Hotel Booking Demand

This dataset consists of booking data from a city hotel and a resort hotel. It includes many details about the bookings, including room specifications, the length of stay, the time between the booking and the stay, whether the booking was canceled, and how the booking was made. The data was gathered between July 2015 and August 2017.

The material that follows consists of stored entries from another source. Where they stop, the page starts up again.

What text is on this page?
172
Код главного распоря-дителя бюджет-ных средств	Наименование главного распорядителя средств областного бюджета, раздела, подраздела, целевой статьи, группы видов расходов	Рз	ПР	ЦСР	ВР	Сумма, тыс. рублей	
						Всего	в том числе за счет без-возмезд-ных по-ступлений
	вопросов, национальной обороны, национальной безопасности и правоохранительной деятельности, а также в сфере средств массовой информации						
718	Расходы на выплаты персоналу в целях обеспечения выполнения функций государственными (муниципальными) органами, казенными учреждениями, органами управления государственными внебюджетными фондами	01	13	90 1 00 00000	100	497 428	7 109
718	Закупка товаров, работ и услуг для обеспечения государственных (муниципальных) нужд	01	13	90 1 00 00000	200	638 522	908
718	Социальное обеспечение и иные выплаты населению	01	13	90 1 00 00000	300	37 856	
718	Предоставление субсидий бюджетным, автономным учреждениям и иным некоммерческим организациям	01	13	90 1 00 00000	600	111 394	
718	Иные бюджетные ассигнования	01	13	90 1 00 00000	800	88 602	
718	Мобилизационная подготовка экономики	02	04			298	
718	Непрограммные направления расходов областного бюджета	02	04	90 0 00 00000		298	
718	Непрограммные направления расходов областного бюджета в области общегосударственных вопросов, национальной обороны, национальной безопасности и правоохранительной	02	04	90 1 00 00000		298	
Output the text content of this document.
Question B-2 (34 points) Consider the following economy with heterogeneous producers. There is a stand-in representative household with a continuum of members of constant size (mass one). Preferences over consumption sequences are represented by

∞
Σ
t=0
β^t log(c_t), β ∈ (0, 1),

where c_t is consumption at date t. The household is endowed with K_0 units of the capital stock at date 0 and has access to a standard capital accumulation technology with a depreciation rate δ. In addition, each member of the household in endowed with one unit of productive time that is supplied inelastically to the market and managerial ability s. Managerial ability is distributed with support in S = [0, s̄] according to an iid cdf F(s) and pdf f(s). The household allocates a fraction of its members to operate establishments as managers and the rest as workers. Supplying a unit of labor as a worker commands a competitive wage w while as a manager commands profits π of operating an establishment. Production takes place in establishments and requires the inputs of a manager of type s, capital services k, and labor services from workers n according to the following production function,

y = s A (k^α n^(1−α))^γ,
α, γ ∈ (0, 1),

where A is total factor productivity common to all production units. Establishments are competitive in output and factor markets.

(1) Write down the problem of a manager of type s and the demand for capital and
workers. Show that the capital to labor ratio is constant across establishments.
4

Not sure where to begin? Scroll to the bottom to find challenges!

import pandas as pd
bookings = pd.read_csv("hotel_bookings_clean.csv")
print(bookings.shape)
bookings.head(100)

Data Dictionary

Note: For binary variables: 1 = true and 0 = false.

Column	Explanation
is_canceled	Binary variable indicating whether a booking was canceled
lead_time	Number of days between booking date and arrival date
arrival_date_week_number, arrival_date_day_of_month, arrival_date_month	Week number, day date, and month number of arrival date
stays_in_weekend_nights, stays_in_week_nights	Number of weekend nights (Saturday and Sunday) and weeknights (Monday to Friday) the customer booked
adults, children, babies	Number of adults, children, babies booked for the stay
is_repeated_guest	Binary variable indicating whether the customer was a repeat guest
previous_cancellations	Number of prior bookings that were canceled by the customer
previous_bookings_not_canceled	Number of prior bookings that were not canceled by the customer
required_car_parking_spaces	Number of parking spaces requested by the customer
total_of_special_requests	Number of special requests made by the customer
avg_daily_rate	Average daily rate, as defined by dividing the sum of all lodging transactions by the total number of staying nights
booked_by_company	Binary variable indicating whether a company booked the booking
booked_by_agent	Binary variable indicating whether an agent booked the booking
hotel_City	Binary variable indicating whether the booked hotel is a "City Hotel"
hotel_Resort	Binary variable indicating whether the booked hotel is a "Resort Hotel"
meal_BB	Binary variable indicating whether a bed & breakfast meal was booked
meal_HB	Binary variable indicating whether a half board meal was booked
meal_FB	Binary variable indicating whether a full board meal was booked
meal_No_meal	Binary variable indicating whether there was no meal package booked
market_segment_Aviation, market_segment_Complementary, market_segment_Corporate, market_segment_Direct, market_segment_Groups, market_segment_Offline_TA_TO, market_segment_Online_TA, market_segment_Undefined	Indicates market segment designation with a value of 1. "TA"= travel agent, "TO"= tour operators
distribution_channel_Corporate, distribution_channel_Direct, distribution_channel_GDS, distribution_channel_TA_TO, distribution_channel_Undefined	Indicates booking distribution channel with a value of 1. "TA"= travel agent, "TO"= tour operators, "GDS" = Global Distribution System
reserved_room_type_A, reserved_room_type_B, reserved_room_type_C, reserved_room_type_D, reserved_room_type_E, reserved_room_type_F, reserved_room_type_G, reserved_room_type_H, reserved_room_type_L	Indicates code of room type reserved with a value of 1. Code is presented instead of designation for anonymity reasons
deposit_type_No_Deposit	Binary variable indicating whether a deposit was made
deposit_type_Non_Refund	Binary variable indicating whether a deposit was made in the value of the total stay cost
deposit_type_Refundable	Binary variable indicating whether a deposit was made with a value under the total stay cost
customer_type_Contract	Binary variable indicating whether the booking has an allotment or other type of contract associated to it
customer_type_Group	Binary variable indicating whether the booking is associated to a group
customer_type_Transient	Binary variable indicating whether the booking is not part of a group or contract, and is not associated to other transient booking
customer_type_Transient-Party	Binary variable indicating whether the booking is transient, but is associated to at least another transient booking

Source and license of data.

Citation: The data is originally from an article called Hotel booking demand datasets by Nuno Antonio, Ana de Almeida, and Luis Nunes. It was cleaned by Thomas Mock and Antoine Bichat for #TidyTuesday during the week of February 11th, 2020.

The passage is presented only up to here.